In 2006, 11-year-old Rupert Turner (Jacob Tremblay) strikes up a secret epistolary friendship with his TV star hero, John Donovan (Game of Thrones star Kit Harington), before he dies of an overdose, devastating the young boy.
Eleven years later, he’s written a book of his experience, about which he is interviewed by a reluctant reporter, Audrey Newhouse (Thandie Newton). Almost all films, no matter how dull, poorly made or simplistic, have something of value to offer – art is driven by discourses and ideologies that by their very existence are interesting. What discourses, then, drive The Death and Life of John F. Donovan, the morally vacuous, artistically redundant and pretentious seventh feature from actor-director Xavier Dolan?
There is at least a professional and highly skilled crew working behind the highly suspect material, and the lighting, colouring, and costume and set designs are all top-notch. Sadly, if anything, the film’s decent technical elements highlight its artistic failings all the more starkly. The fundamental problem is with Dolan’s screenplay. With an ear for dialogue seemingly forged in tin, Dolan’s beleaguered characters don’t so much speak to one another as recite an approximation of humanese written by Googlebot.
Once you’ve noticed the weird way that characters talk at, not to, each other, it’s impossible to ignore the fact that you can write this shit, but you sure as hell can’t say it. The characters’ general behaviour makes even less sense than their speech: teachers don’t abandon busloads of children to call on their favourite student; loving mothers don’t slap their 11-year-old children for writing letters, and six-year-old boys don’t make secret pen pals with A-list celebrities without someone finding out. In short, people just don’t go on like this.

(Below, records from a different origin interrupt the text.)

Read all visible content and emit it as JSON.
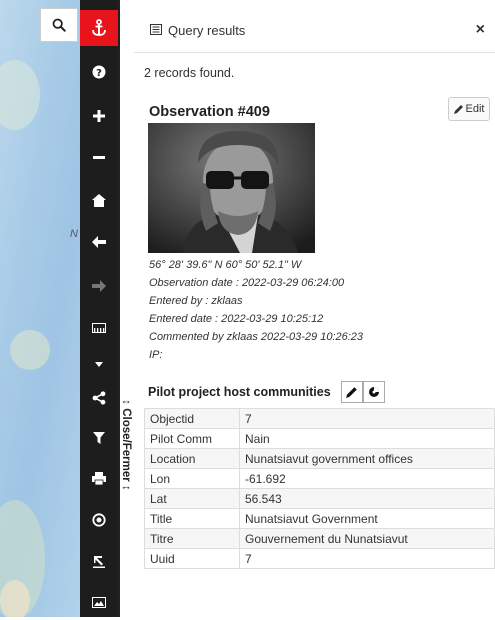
{
  "panel": {
    "title": "Query results",
    "record_count_text": "2 records found.",
    "close_label": "×"
  },
  "observation": {
    "title": "Observation #409",
    "edit_label": "Edit",
    "coordinates": "56° 28' 39.6\" N 60° 50' 52.1\" W",
    "observation_date": "Observation date : 2022-03-29 06:24:00",
    "entered_by": "Entered by : zklaas",
    "entered_date": "Entered date : 2022-03-29 10:25:12",
    "commented_by": "Commented by zklaas 2022-03-29 10:26:23",
    "ip": "IP:"
  },
  "layer": {
    "title": "Pilot project host communities",
    "rows": [
      {
        "key": "Objectid",
        "value": "7"
      },
      {
        "key": "Pilot Comm",
        "value": "Nain"
      },
      {
        "key": "Location",
        "value": "Nunatsiavut government offices"
      },
      {
        "key": "Lon",
        "value": "-61.692"
      },
      {
        "key": "Lat",
        "value": "56.543"
      },
      {
        "key": "Title",
        "value": "Nunatsiavut Government"
      },
      {
        "key": "Titre",
        "value": "Gouvernement du Nunatsiavut"
      },
      {
        "key": "Uuid",
        "value": "7"
      }
    ]
  },
  "sidebar": {
    "close_label": "↕ Close/Fermer ↕"
  },
  "map": {
    "label_fragment": "N"
  },
  "toolbar": {
    "items": [
      "anchor-icon",
      "help-icon",
      "zoom-in-icon",
      "zoom-out-icon",
      "home-icon",
      "back-icon",
      "forward-icon",
      "measure-icon",
      "dropdown-icon",
      "share-icon",
      "filter-icon",
      "print-icon",
      "locate-icon",
      "upload-icon",
      "image-icon"
    ],
    "active_color": "#e8131b"
  }
}
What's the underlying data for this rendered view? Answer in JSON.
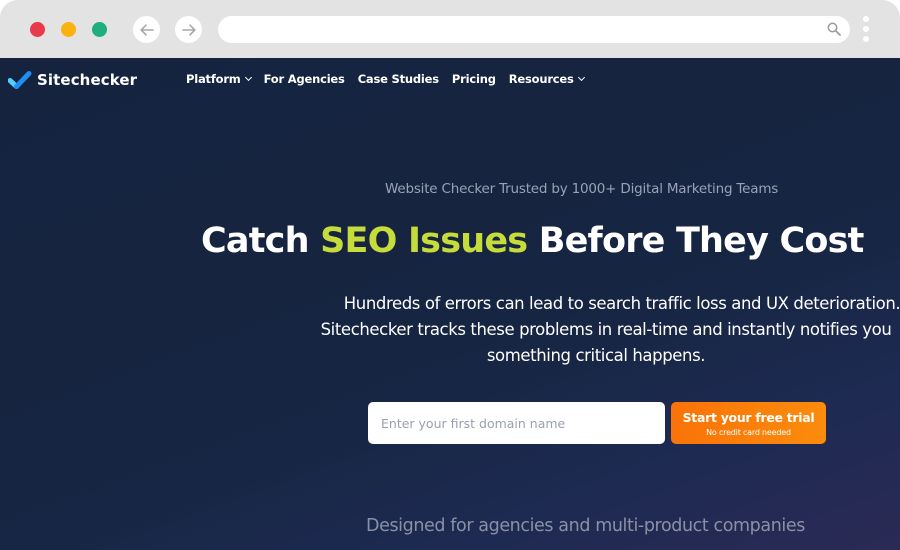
{
  "browser": {
    "nav_back_icon": "arrow-left-icon",
    "nav_forward_icon": "arrow-right-icon",
    "address_value": "",
    "search_icon": "search-icon",
    "menu_icon": "kebab-menu-icon",
    "window_controls": [
      {
        "name": "close",
        "color": "#e83a4a"
      },
      {
        "name": "minimize",
        "color": "#fbb20f"
      },
      {
        "name": "maximize",
        "color": "#1fae7d"
      }
    ]
  },
  "header": {
    "brand": "Sitechecker",
    "logo_icon": "checkmark-logo-icon",
    "menu": [
      {
        "label": "Platform",
        "has_dropdown": true
      },
      {
        "label": "For Agencies",
        "has_dropdown": false
      },
      {
        "label": "Case Studies",
        "has_dropdown": false
      },
      {
        "label": "Pricing",
        "has_dropdown": false
      },
      {
        "label": "Resources",
        "has_dropdown": true
      }
    ]
  },
  "hero": {
    "tagline": "Website Checker Trusted by 1000+ Digital Marketing Teams",
    "headline_pre": "Catch ",
    "headline_accent": "SEO Issues",
    "headline_post": " Before They Cost",
    "description_lines": [
      "Hundreds of errors can lead to search traffic loss and UX deterioration.",
      "Sitechecker tracks these problems in real-time and instantly notifies you",
      "something critical happens."
    ],
    "domain_input": {
      "value": "",
      "placeholder": "Enter your first domain name"
    },
    "cta": {
      "label": "Start your free trial",
      "sublabel": "No credit card needed"
    },
    "designed_for": "Designed for agencies and multi-product companies"
  },
  "colors": {
    "page_bg": "#15233f",
    "accent_green": "#c6dc3a",
    "cta_orange": "#f97308",
    "logo_blue": "#1fa8f5"
  }
}
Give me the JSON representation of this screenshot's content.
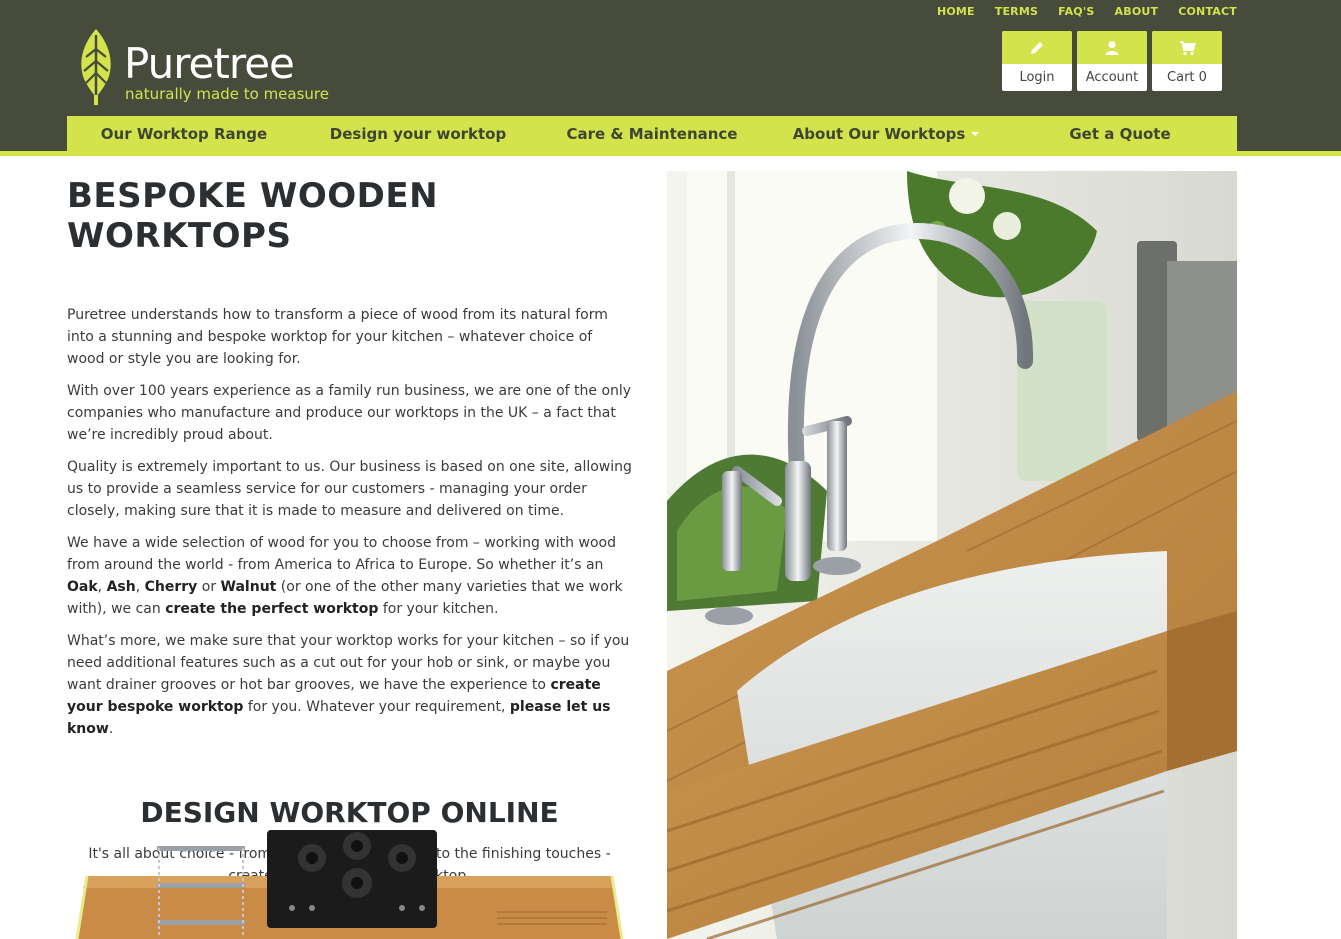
{
  "top_links": [
    "HOME",
    "TERMS",
    "FAQ'S",
    "ABOUT",
    "CONTACT"
  ],
  "logo": {
    "name": "Puretree",
    "tagline": "naturally made to measure"
  },
  "user_buttons": [
    {
      "label": "Login",
      "icon": "pencil-icon"
    },
    {
      "label": "Account",
      "icon": "user-icon"
    },
    {
      "label": "Cart 0",
      "icon": "cart-icon"
    }
  ],
  "nav": [
    "Our Worktop Range",
    "Design your worktop",
    "Care & Maintenance",
    "About Our Worktops",
    "Get a Quote"
  ],
  "main": {
    "title": "BESPOKE WOODEN WORKTOPS",
    "p1": "Puretree understands how to transform a piece of wood from its natural form into a stunning and bespoke worktop for your kitchen – whatever choice of wood or style you are looking for.",
    "p2": " With over 100 years experience as a family run business, we are one of the only companies who manufacture and produce our worktops in the UK – a fact that we’re incredibly proud about.",
    "p3": " Quality is extremely important to us. Our business is based on one site, allowing us to provide a seamless service for our customers - managing your order closely, making sure that it is made to measure and delivered on time.",
    "p4": {
      "a": " We have a wide selection of wood for you to choose from – working with wood from around the world - from America to Africa to Europe. So whether it’s an ",
      "oak": "Oak",
      "comma": ", ",
      "ash": "Ash",
      "comma2": ", ",
      "cherry": "Cherry",
      "or": " or ",
      "walnut": "Walnut",
      "b": " (or one of the other many varieties that we work with), we can ",
      "perfect": "create the perfect worktop",
      "c": " for your kitchen."
    },
    "p5": {
      "a": " What’s more, we make sure that your worktop works for your kitchen – so if you need additional features such as a cut out for your hob or sink, or maybe you want drainer grooves or hot bar grooves, we have the experience to ",
      "bespoke": "create your bespoke worktop",
      "b": " for you. Whatever your requirement, ",
      "know": "please let us know",
      "c": "."
    },
    "design_title": "DESIGN WORKTOP ONLINE",
    "design_sub": "It's all about choice - from the wood to the grade to the finishing touches - create your own bespoke worktop."
  },
  "colors": {
    "header_bg": "#464b3c",
    "accent": "#d3e34c",
    "heading": "#2b2f31"
  }
}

It’s a problem compounded by Dolan’s decision to shoot most of the action in close up. It’s certainly a bold decision, but it means that scenes have no sense of their own physical space, rendering the already confusing dialogue even more difficult to follow. A dinner-time argument with Donovan’s family builds no tension nor establishes any emotional stakes, and with little sense of the relationships between the characters, they quickly devolve into squawking voice-boxes shouting incoherently at each other.
Disorienting editing and emotional intensity are powerful tools, but when literally every interaction is rendered the same way, with no sense of pacing, spatial geography, or of the ebb and flow of a scene, bold stylistic choices are meaningless. You can crib as many crash zooms from Scorsese as you like, but without understanding the context which renders those devices meaningful, it’s just so much technical posturing borrowed from more able filmmakers.
Donovan’s real crime, however, is its palpable hatred towards women. There are three key maternal figures in the film, Rupert’s mother Sam (Natalie Portman), John’s mother, (Susan Sarandon), and Newton’s older journalist, Audrey and all three receive dressings down from the Special Boys. When the film decides they have sufficiently repented, redeems them by allowing them to once again see just how Special their Boys are. It’s difficult to choose just one example, but the scene in which the adult Rupert (Ben Schnetzer) tells off Newton for pointing out his ‘first-world mishap’ privilege is eye-wateringly offensive, not to mention tone-deaf.
Ultimately, the death of John F. Donovan is from a thousand tiny cuts. A baffling screenplay in which all the characters speak in the same, pretentious voice, stylistically vapid direction and non-existent drama add up to a fatal verdict. Dolan has been a darling of Cannes in recent years and has demonstrated obvious skill behind and in front of the camera. Let’s just hope that this is not an indication of things to come.
The Toronto International Film Festival 2018 takes place from 6-16 September.